And that’s when the guilt creeps in.
There are days I can’t make it to a school event, and I see the disappointment in my son’s eyes. Days when I’m reading bedtime stories but mentally drafting legal briefs. Days when I feel like I’m falling short on both fronts—not enough for work, not enough for home. It’s a constant negotiation with myself: Did I give enough today? Did I miss something important?
It’s in those quiet moments—often after the chaos has settled—when the questions start creeping in, and suddenly, I feel like a failure.
My career has hit a ceiling. I rush home each evening to cook dinner, get the kids fed and bathed, and usher them into bed, often with more yelling than I’d like to admit, just to keep to a schedule that barely allows room to breathe.
There’s never enough “Mommy and me” time. Sometimes, there’s not even enough time for a simple “How was your day?”
Then there’s the stress of finances, always there, lurking in the background, quietly suffocating.
The debts don’t just weigh on your bank account; they weigh on your spirit. You say no to yourself so often, it’s become second nature—no new clothes, no salon visits, no time for self-care. And still somehow, it’s not enough. You’re treading water financially, barely keeping your head above the surface.
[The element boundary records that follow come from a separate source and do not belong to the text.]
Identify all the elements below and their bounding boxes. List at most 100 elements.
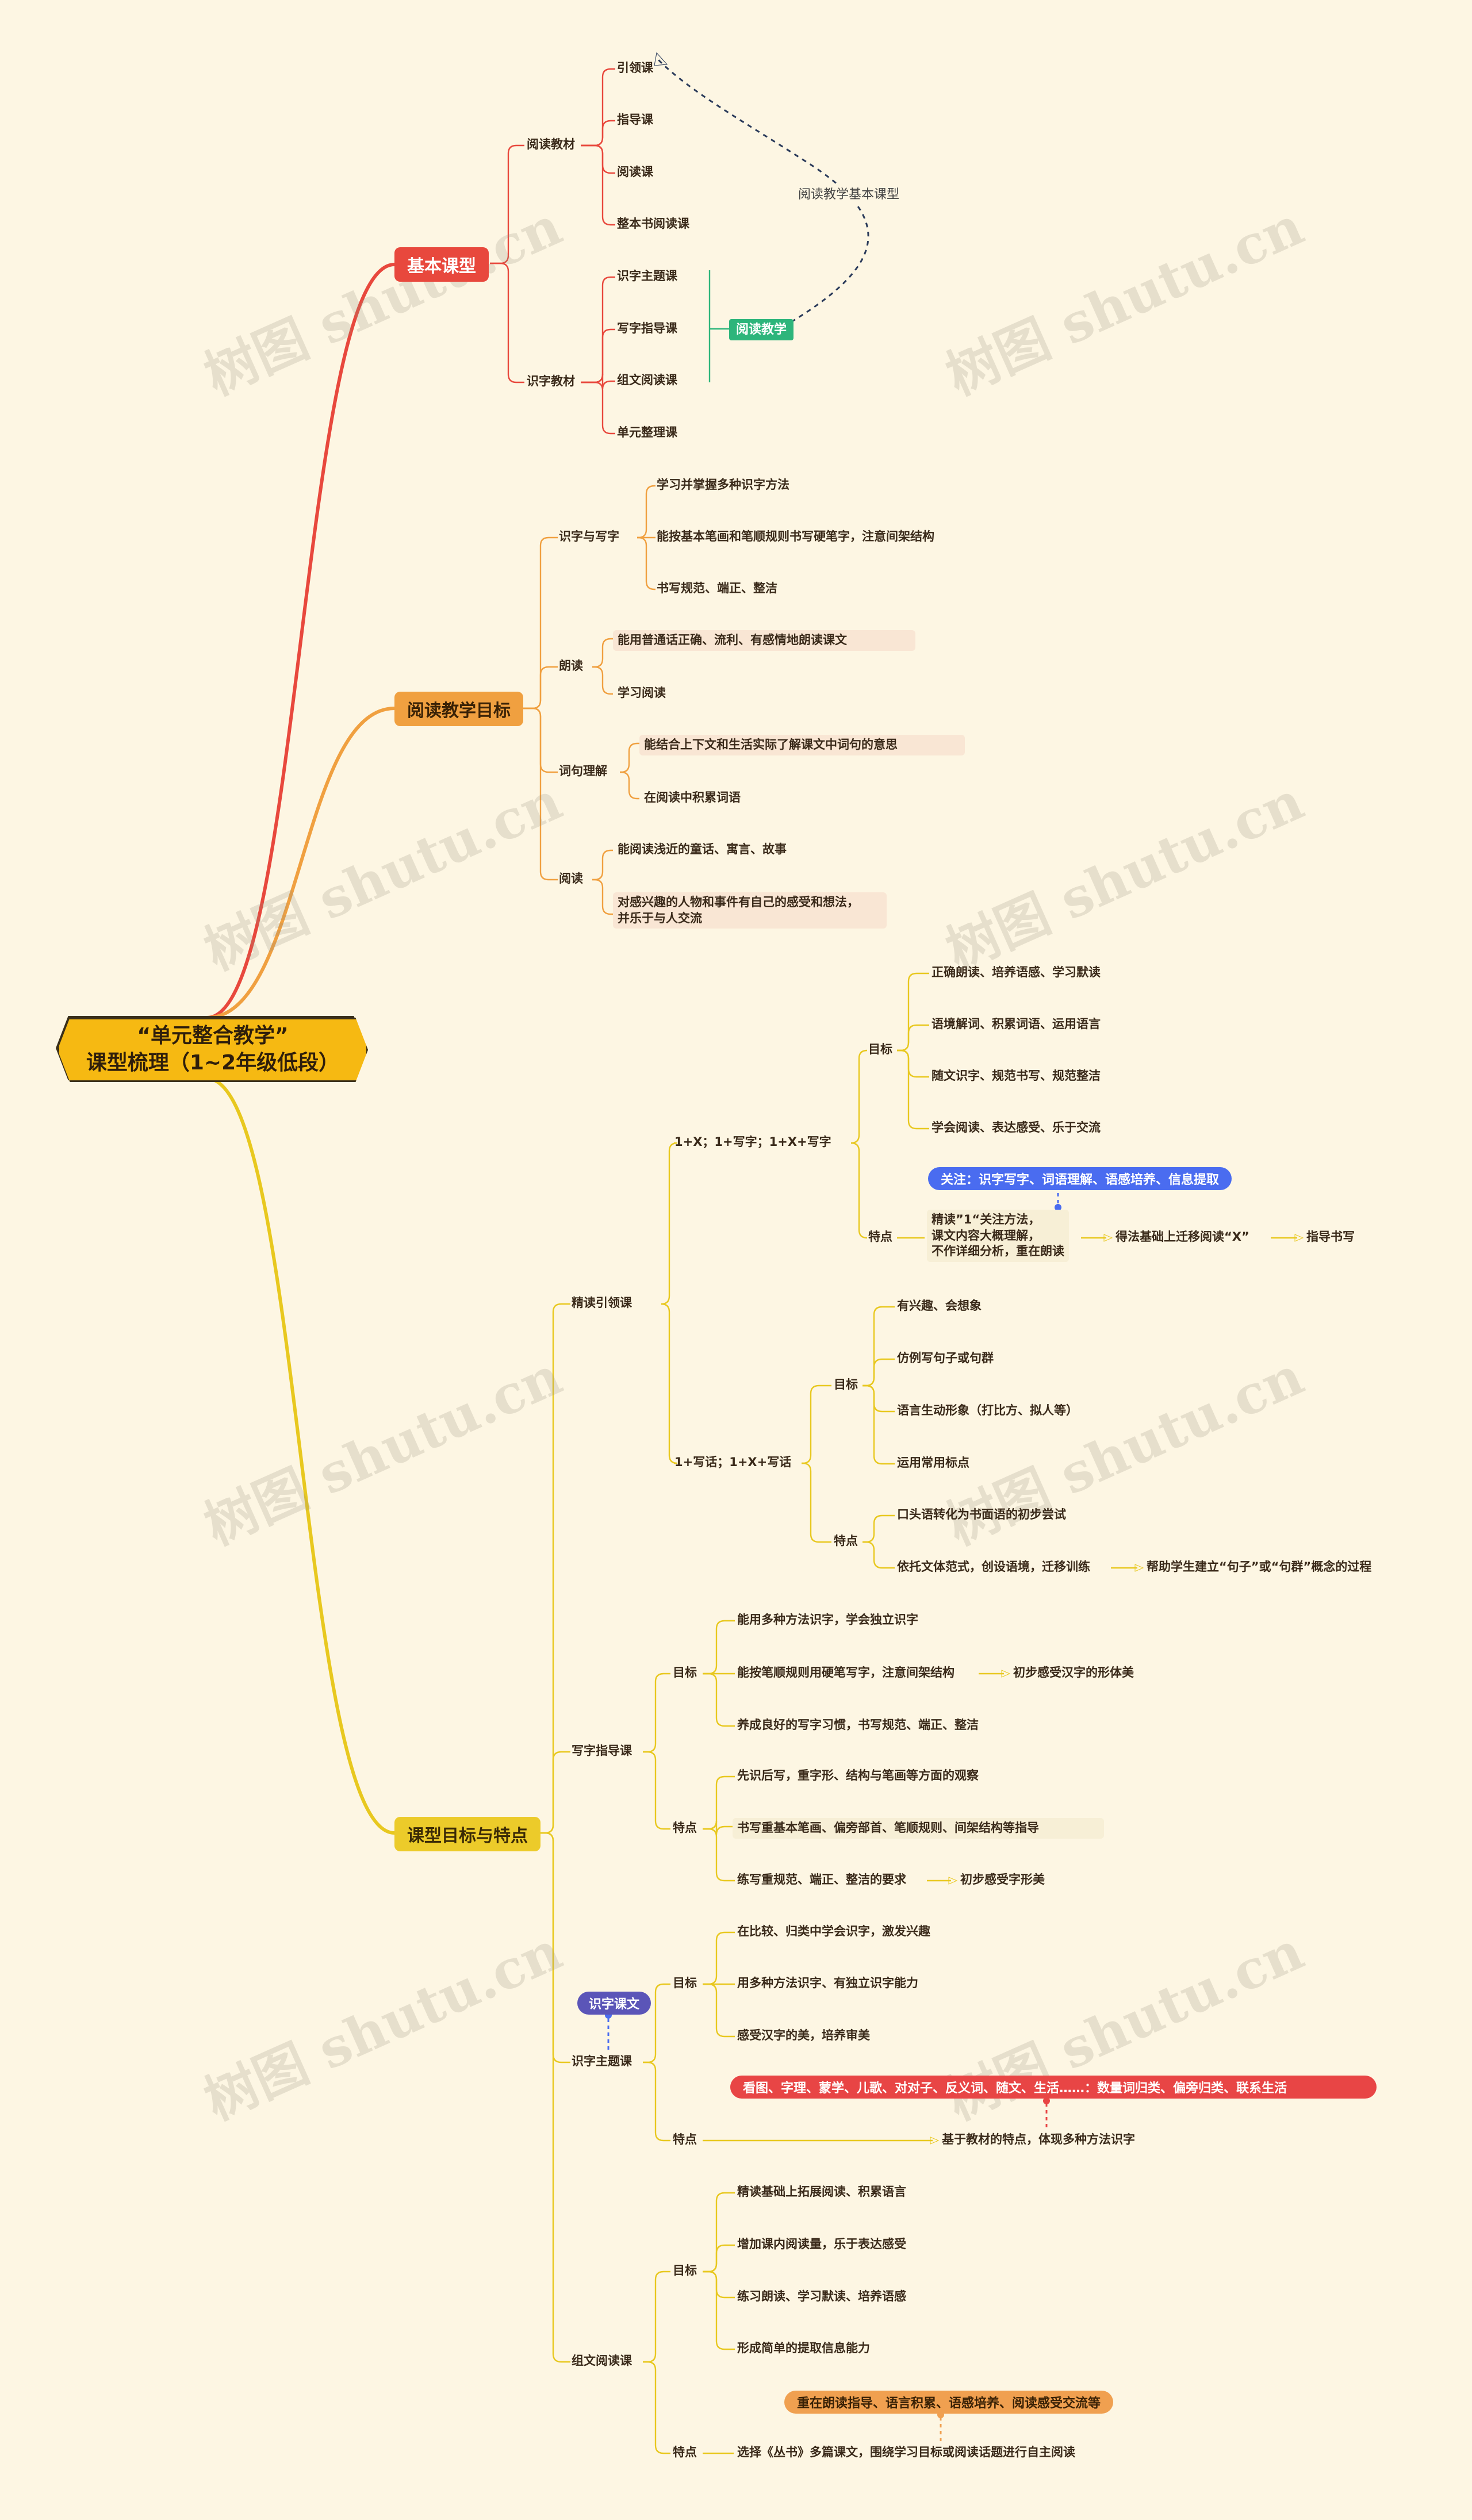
link-jingdu-a-goals	[897, 1049, 929, 1078]
goal-4-item-2[interactable]: 对感兴趣的人物和事件有自己的感受和想法， 并乐于与人交流	[613, 892, 887, 929]
link-jingdu	[661, 1142, 678, 1305]
goal-3-item-2[interactable]: 在阅读中积累词语	[644, 791, 741, 804]
link-xiezi-feats	[703, 1775, 735, 1830]
basic-course-node[interactable]: 基本课型	[394, 247, 489, 282]
arrow-jingdu-a-1-head	[1103, 1234, 1113, 1242]
link-relation	[657, 59, 869, 323]
xiezi-goal-2[interactable]: 能按笔顺规则用硬笔写字，注意间架结构	[737, 1666, 954, 1679]
zuwen-node[interactable]: 组文阅读课	[572, 2354, 632, 2368]
jingdu-b-goal-label[interactable]: 目标	[834, 1378, 858, 1391]
goal-1-item-3[interactable]: 书写规范、端正、整洁	[657, 581, 777, 595]
xiezi-feat-2[interactable]: 书写重基本笔画、偏旁部首、笔顺规则、间架结构等指导	[733, 1818, 1104, 1839]
link-goal-2	[592, 638, 613, 668]
jingdu-b-feat-label[interactable]: 特点	[834, 1534, 858, 1548]
reading-goals-node[interactable]: 阅读教学目标	[394, 692, 523, 726]
jingdu-b-goal-4[interactable]: 运用常用标点	[897, 1456, 969, 1470]
shizi-goal-3[interactable]: 感受汉字的美，培养审美	[737, 2028, 870, 2042]
zuwen-goal-label[interactable]: 目标	[673, 2264, 697, 2277]
zuwen-goal-3[interactable]: 练习朗读、学习默读、培养语感	[737, 2289, 906, 2303]
jingdu-b-feat-next[interactable]: 帮助学生建立“句子”或“句群”概念的过程	[1147, 1560, 1372, 1574]
zuwen-focus-pill[interactable]: 重在朗读指导、语言积累、语感培养、阅读感受交流等	[784, 2391, 1114, 2414]
course-features-node[interactable]: 课型目标与特点	[394, 1817, 540, 1851]
link-jingdu-b-goals	[862, 1384, 895, 1413]
link-shizi-goals	[703, 1931, 735, 1985]
goal-4-item-1[interactable]: 能阅读浅近的童话、寓言、故事	[618, 842, 787, 856]
xiezi-feat-3-next[interactable]: 初步感受字形美	[960, 1873, 1045, 1886]
xiezi-goal-label[interactable]: 目标	[673, 1666, 697, 1679]
link-jingdu-b-goals	[862, 1306, 895, 1387]
literacy-material-node[interactable]: 识字教材	[527, 374, 575, 388]
reading-item-2[interactable]: 指导课	[617, 113, 653, 126]
focus-pill[interactable]: 关注：识字写字、词语理解、语感培养、信息提取	[928, 1167, 1232, 1190]
jingdu-a-goal-3[interactable]: 随文识字、规范书写、规范整洁	[931, 1069, 1101, 1083]
zuwen-feat-text[interactable]: 选择《丛书》多篇课文，围绕学习目标或阅读话题进行自主阅读	[737, 2445, 1075, 2459]
shizi-tag[interactable]: 识字课文	[577, 1992, 651, 2015]
jingdu-a-node[interactable]: 1+X；1+写字；1+X+写字	[674, 1135, 831, 1149]
jingdu-a-goal-label[interactable]: 目标	[868, 1042, 892, 1056]
jingdu-b-feat-2[interactable]: 依托文体范式，创设语境，迁移训练	[897, 1560, 1090, 1574]
jingdu-b-goal-2[interactable]: 仿例写句子或句群	[897, 1351, 994, 1365]
link-shizi	[643, 2061, 670, 2142]
xiezi-feat-1[interactable]: 先识后写，重字形、结构与笔画等方面的观察	[737, 1769, 979, 1782]
shizi-feat-text[interactable]: 基于教材的特点，体现多种方法识字	[942, 2132, 1135, 2146]
literacy-item-1[interactable]: 识字主题课	[617, 269, 677, 283]
link-literacy-items	[581, 374, 615, 390]
reading-item-4[interactable]: 整本书阅读课	[617, 217, 689, 231]
jingdu-a-feat-next[interactable]: 得法基础上迁移阅读“X”	[1116, 1230, 1249, 1244]
literacy-item-4[interactable]: 单元整理课	[617, 425, 677, 439]
link-jingdu-a-goals	[897, 1024, 929, 1052]
shizi-goal-label[interactable]: 目标	[673, 1976, 697, 1990]
shizi-method-pill[interactable]: 看图、字理、蒙学、儿歌、对对子、反义词、随文、生活……：数量词归类、偏旁归类、联…	[730, 2076, 1377, 2099]
goal-2-item-1[interactable]: 能用普通话正确、流利、有感情地朗读课文	[613, 630, 915, 651]
link-jingdu-b-goals	[862, 1358, 895, 1387]
jingdu-a-goal-2[interactable]: 语境解词、积累词语、运用语言	[931, 1017, 1101, 1031]
zuwen-goal-1[interactable]: 精读基础上拓展阅读、积累语言	[737, 2185, 906, 2199]
shizi-goal-2[interactable]: 用多种方法识字、有独立识字能力	[737, 1976, 918, 1990]
jingdu-a-goal-4[interactable]: 学会阅读、表达感受、乐于交流	[931, 1121, 1101, 1134]
xiezi-feat-label[interactable]: 特点	[673, 1821, 697, 1835]
jingdu-b-feat-1[interactable]: 口头语转化为书面语的初步尝试	[897, 1508, 1066, 1521]
reading-item-1[interactable]: 引领课	[617, 61, 653, 75]
goal-3-item-1[interactable]: 能结合上下文和生活实际了解课文中词句的意思	[639, 735, 965, 755]
jingdu-b-goal-1[interactable]: 有兴趣、会想象	[897, 1299, 982, 1313]
jingdu-node[interactable]: 精读引领课	[572, 1296, 632, 1310]
jingdu-a-feat-label[interactable]: 特点	[868, 1230, 892, 1244]
goal-2-item-2[interactable]: 学习阅读	[618, 686, 666, 700]
jingdu-a-feat-last[interactable]: 指导书写	[1306, 1230, 1355, 1244]
jingdu-b-node[interactable]: 1+写话；1+X+写话	[674, 1455, 792, 1469]
jingdu-a-goal-1[interactable]: 正确朗读、培养语感、学习默读	[931, 965, 1101, 979]
link-jingdu	[661, 1303, 678, 1464]
link-jingdu-b	[802, 1384, 831, 1464]
goal-group-4[interactable]: 阅读	[559, 872, 583, 885]
arrow-shizi-feat-head	[930, 2137, 940, 2145]
shizi-feat-label[interactable]: 特点	[673, 2132, 697, 2146]
reading-material-node[interactable]: 阅读教材	[527, 137, 575, 151]
root-title-line2: 课型梳理（1~2年级低段）	[86, 1051, 340, 1075]
zuwen-goal-2[interactable]: 增加课内阅读量，乐于表达感受	[737, 2237, 906, 2251]
jingdu-a-feat-text[interactable]: 精读”1“关注方法， 课文内容大概理解， 不作详细分析，重在朗读	[927, 1210, 1069, 1263]
zuwen-goal-4[interactable]: 形成简单的提取信息能力	[737, 2341, 870, 2355]
goal-1-item-1[interactable]: 学习并掌握多种识字方法	[657, 478, 789, 492]
shizi-node[interactable]: 识字主题课	[572, 2054, 632, 2068]
xiezi-goal-2-next[interactable]: 初步感受汉字的形体美	[1013, 1666, 1134, 1679]
goal-group-1[interactable]: 识字与写字	[559, 530, 619, 543]
goal-group-2[interactable]: 朗读	[559, 659, 583, 673]
goal-1-item-2[interactable]: 能按基本笔画和笔顺规则书写硬笔字，注意间架结构	[657, 530, 934, 543]
xiezi-goal-1[interactable]: 能用多种方法识字，学会独立识字	[737, 1613, 918, 1627]
link-feature-courses	[540, 1832, 570, 2363]
xiezi-feat-3[interactable]: 练写重规范、端正、整洁的要求	[737, 1873, 906, 1886]
jingdu-b-goal-3[interactable]: 语言生动形象（打比方、拟人等）	[897, 1403, 1078, 1417]
reading-teaching-tag[interactable]: 阅读教学	[729, 319, 794, 341]
root-node[interactable]: “单元整合教学” 课型梳理（1~2年级低段）	[57, 1018, 368, 1082]
xiezi-node[interactable]: 写字指导课	[572, 1744, 632, 1758]
link-basic	[206, 263, 395, 1019]
link-jingdu-b-feats	[862, 1514, 895, 1543]
reading-item-3[interactable]: 阅读课	[617, 165, 653, 179]
shizi-goal-1[interactable]: 在比较、归类中学会识字，激发兴趣	[737, 1924, 930, 1938]
literacy-item-2[interactable]: 写字指导课	[617, 321, 677, 335]
zuwen-feat-label[interactable]: 特点	[673, 2445, 697, 2459]
xiezi-goal-3[interactable]: 养成良好的写字习惯，书写规范、端正、整洁	[737, 1718, 979, 1732]
goal-group-3[interactable]: 词句理解	[559, 764, 607, 778]
goal-4-item-2-line1: 对感兴趣的人物和事件有自己的感受和想法，	[618, 895, 859, 909]
literacy-item-3[interactable]: 组文阅读课	[617, 373, 677, 387]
Sometimes, it feels like I’m working only to survive—not to live. As if I’m constantly catching up, never ahead. And while others around me seem to be thriving, I silently wonder how they’re doing it, how they’re affording family holidays, birthday parties, or even just peace of mind.
And so the pressure builds. The shame. The anxiety. The guilt that comes with every “no” you say to your children. The exhaustion that makes you question everything.
Am I a good mother?
Am I still a good lawyer?
Am I enough?
And after the parenting, the cleaning, the homework, and the late-night drafting of legal briefs, you’re left wondering: Do I have anything left to give as a wife? Does he still see me? Does he still want me? What happened to my dreams? Who is this woman staring back at me in the mirror?
But after all of it—after being a wife, a mother, a professional—you steal a quiet moment for yourself. Sometimes it’s a silent cry in the shower, where the sound of the water drowns out the ache in your chest. A space where no one can ask for anything, where no one needs you to be strong.
And then, somehow, you pull yourself together.
You dry your tears, lay out school uniforms, pack lunchboxes, review court documents, kiss little foreheads, and pour cereal like nothing’s wrong. You wake up the next morning and do it all over again.
Because that’s what mothers do. That’s what women do.
We keep everything together. We keep everyone happy. We carry the weight of the world on our shoulders—with smiles on our faces and storms brewing quietly inside.
And even though no one may see the cracks, you feel every one of them. You live with them. And yet, you rise. Again. And again.